The word hung in the air, mingling with the faint clouds of breath drifting between them.

"Murder who?"

"I don’t know." he admitted.

"She’s a Sense Offender." Mary pointed out. "Maybe she’s going to take the war to the TetraGrammaton in her own way."

"Maybe." said Partridge. But it didn’t seem like the right answer. He shrugged.

Mary smiled, looked over at the crumbling stairway, then back to the room. She closed her eyes and said softly:

I summon to the winding ancient stair

Set all your mind upon the steep accent

Upon the broken, crumbling battlement

Upon the breathless starlit air.

Upon the star that marks the hidden pole;

Fix every wandering thought upon

That quarter where all thought is done

Who can distinguish darkness from the soul?

She opened her eyes, and gave him a grin. Partridge was awed.

"That’s beautiful." he said. "Which poet?"

"W.B. Yeats" she replied. "I used to have a book of his works when I was a child, but it was lost years ago. I can still remember some of the poems."

"Is there anymore to that one?"

"I can only remember fragments." she replied.

The consecrated blade upon my knees,

is Sato’s ancient blade, still as it was

Still razor keen, still like a looking glass.

Unspotted by the centuries

That flowering, silken, old embroidery, torn

From some court-lady’s dress and round

The wooden scabbard bound and wound

Can, tattered, still protect, faded adorn.

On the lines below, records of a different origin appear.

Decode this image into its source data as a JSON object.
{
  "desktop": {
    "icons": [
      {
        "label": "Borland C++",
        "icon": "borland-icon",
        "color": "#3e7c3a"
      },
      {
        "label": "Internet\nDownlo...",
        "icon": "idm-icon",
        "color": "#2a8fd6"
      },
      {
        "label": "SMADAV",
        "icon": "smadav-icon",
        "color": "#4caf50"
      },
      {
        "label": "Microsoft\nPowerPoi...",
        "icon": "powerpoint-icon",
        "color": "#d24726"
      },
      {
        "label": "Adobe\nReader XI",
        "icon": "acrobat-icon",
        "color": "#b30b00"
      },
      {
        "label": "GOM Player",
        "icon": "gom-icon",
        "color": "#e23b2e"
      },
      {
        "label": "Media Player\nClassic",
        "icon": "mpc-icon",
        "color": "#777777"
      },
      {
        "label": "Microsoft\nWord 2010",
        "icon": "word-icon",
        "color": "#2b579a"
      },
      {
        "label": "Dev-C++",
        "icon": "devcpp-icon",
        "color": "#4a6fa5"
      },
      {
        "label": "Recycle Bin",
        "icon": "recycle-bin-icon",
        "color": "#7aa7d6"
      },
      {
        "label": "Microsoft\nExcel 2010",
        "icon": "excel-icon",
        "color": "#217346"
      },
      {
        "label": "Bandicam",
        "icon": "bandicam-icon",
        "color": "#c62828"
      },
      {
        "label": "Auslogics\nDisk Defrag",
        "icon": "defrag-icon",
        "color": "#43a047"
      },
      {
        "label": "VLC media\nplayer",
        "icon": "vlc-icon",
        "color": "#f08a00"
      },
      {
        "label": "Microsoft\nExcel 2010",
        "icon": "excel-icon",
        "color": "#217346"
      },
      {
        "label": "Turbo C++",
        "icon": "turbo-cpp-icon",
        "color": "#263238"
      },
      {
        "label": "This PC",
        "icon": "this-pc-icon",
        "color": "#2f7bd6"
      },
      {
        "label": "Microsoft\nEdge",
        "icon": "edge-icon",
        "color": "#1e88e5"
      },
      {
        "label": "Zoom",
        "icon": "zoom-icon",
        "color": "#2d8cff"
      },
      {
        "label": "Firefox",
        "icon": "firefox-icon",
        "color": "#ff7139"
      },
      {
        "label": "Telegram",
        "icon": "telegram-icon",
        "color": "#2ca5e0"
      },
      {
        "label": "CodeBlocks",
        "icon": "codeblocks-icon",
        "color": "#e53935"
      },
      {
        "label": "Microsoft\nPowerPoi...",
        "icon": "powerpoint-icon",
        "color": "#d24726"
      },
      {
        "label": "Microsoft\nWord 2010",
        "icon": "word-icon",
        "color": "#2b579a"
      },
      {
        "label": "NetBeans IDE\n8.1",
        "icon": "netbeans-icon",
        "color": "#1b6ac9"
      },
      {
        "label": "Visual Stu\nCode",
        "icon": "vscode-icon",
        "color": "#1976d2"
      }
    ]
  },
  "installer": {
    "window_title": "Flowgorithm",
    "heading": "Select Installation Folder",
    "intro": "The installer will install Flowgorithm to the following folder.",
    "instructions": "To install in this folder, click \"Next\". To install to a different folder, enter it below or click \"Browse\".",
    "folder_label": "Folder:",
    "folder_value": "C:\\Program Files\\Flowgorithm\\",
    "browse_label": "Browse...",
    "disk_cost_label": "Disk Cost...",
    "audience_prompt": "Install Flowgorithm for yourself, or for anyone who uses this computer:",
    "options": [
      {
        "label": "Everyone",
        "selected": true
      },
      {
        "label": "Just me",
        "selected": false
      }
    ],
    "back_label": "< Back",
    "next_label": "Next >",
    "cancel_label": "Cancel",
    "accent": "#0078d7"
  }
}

"There lot’s more after that , but all I can remember of it is the final part."

I am content to follow to it’s source-

She began, but never got to finish. The lights of a car pulled up outside the cathedral, and they watched two of Jurgan’s bodyguards get out, looking up at the building.

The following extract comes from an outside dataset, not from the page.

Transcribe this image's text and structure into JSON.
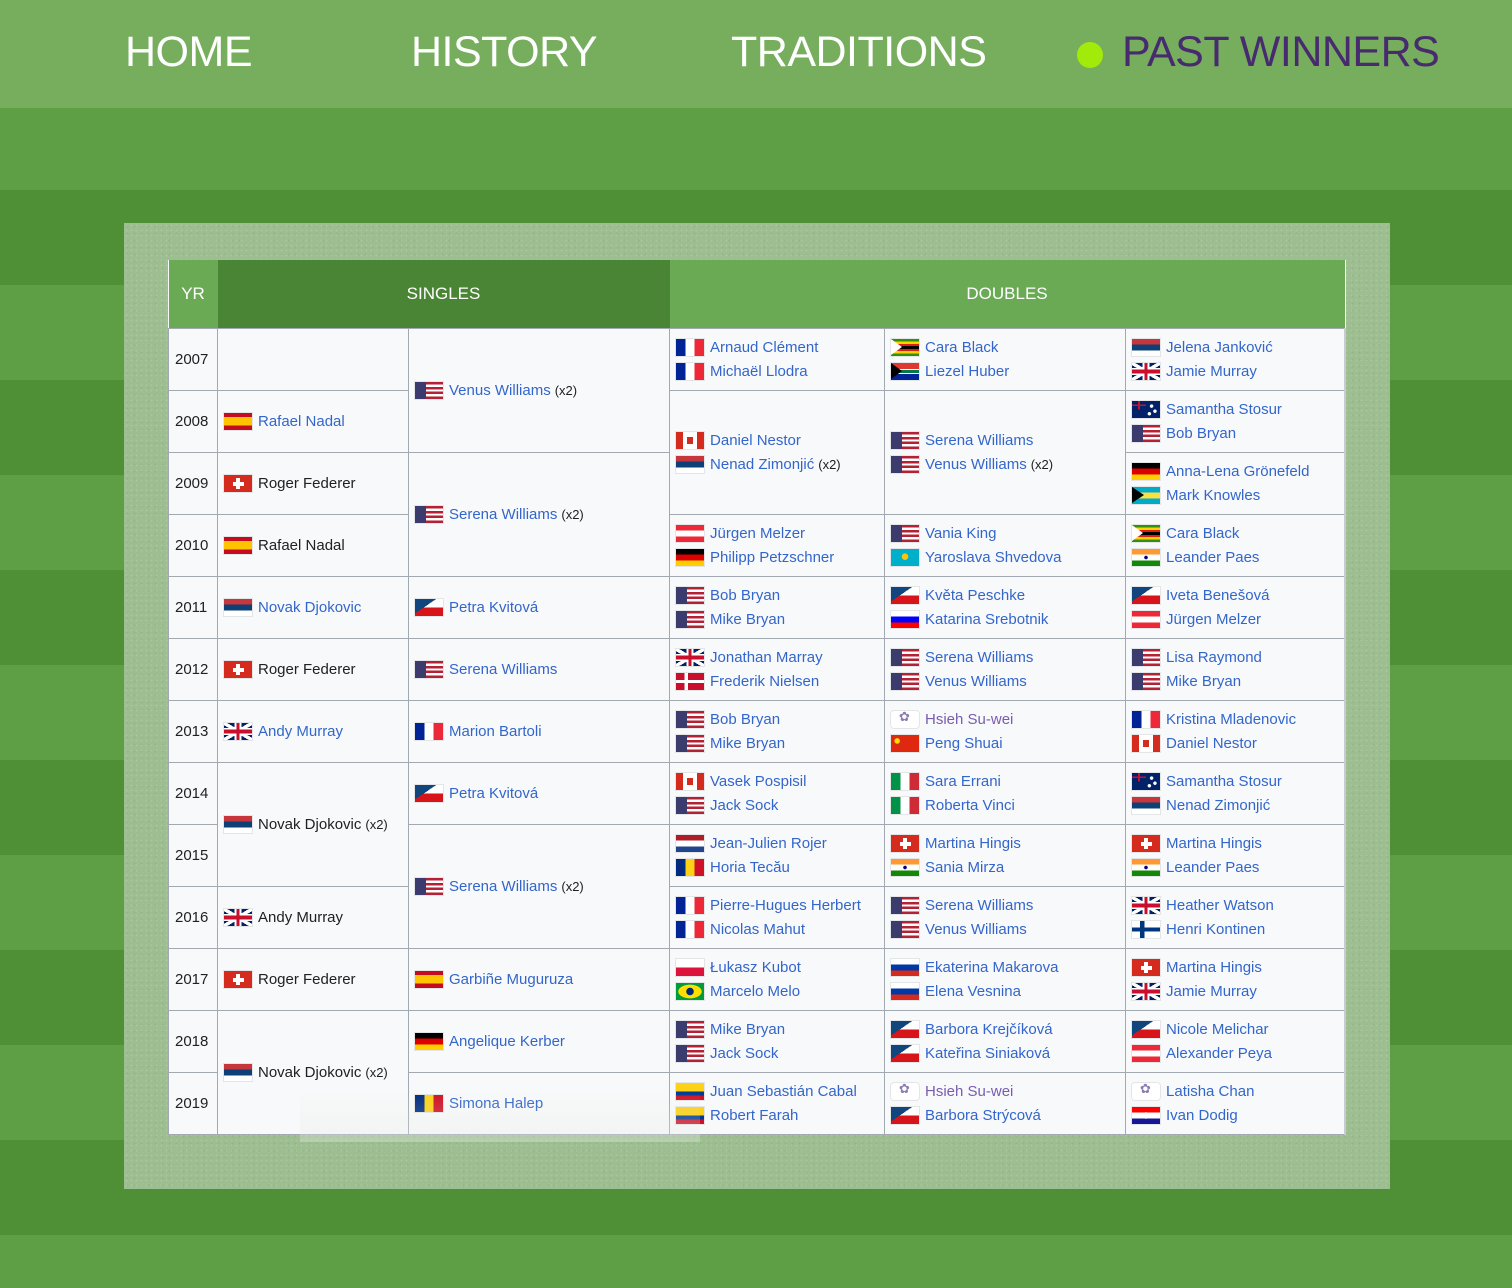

"Jurgen." muttered Mary under her breath. "He must want to talk to me. Well he can damn well talk to me tomorrow. I hardly ever get a night off nowadays."

Partridge shook his head and smiled.

"He wouldn’t send for you unless it was important." he said. "Jurgen needs you. You have to go."

She let out a breath, closed her eyes and shook her head.

"I’m so sorry, Errol, I was really enjoying tonight."

"There are other nights." said Partridge with the same soft smile, knowing that she had to go, knowing that he wanted more than anything for her to stay.

"Thank you for this." she said, smiled apologetically at him.

And was gone.

He listened to her steps echo down the staircase, watched her walk to the car, vanish inside. Watched it twist away into the ruins of the Nether. Then he looked back up at the stars and thought of the lines of Yeats, and of her face, and the worries and puzzles of the day were banished from his mind for the rest of the night.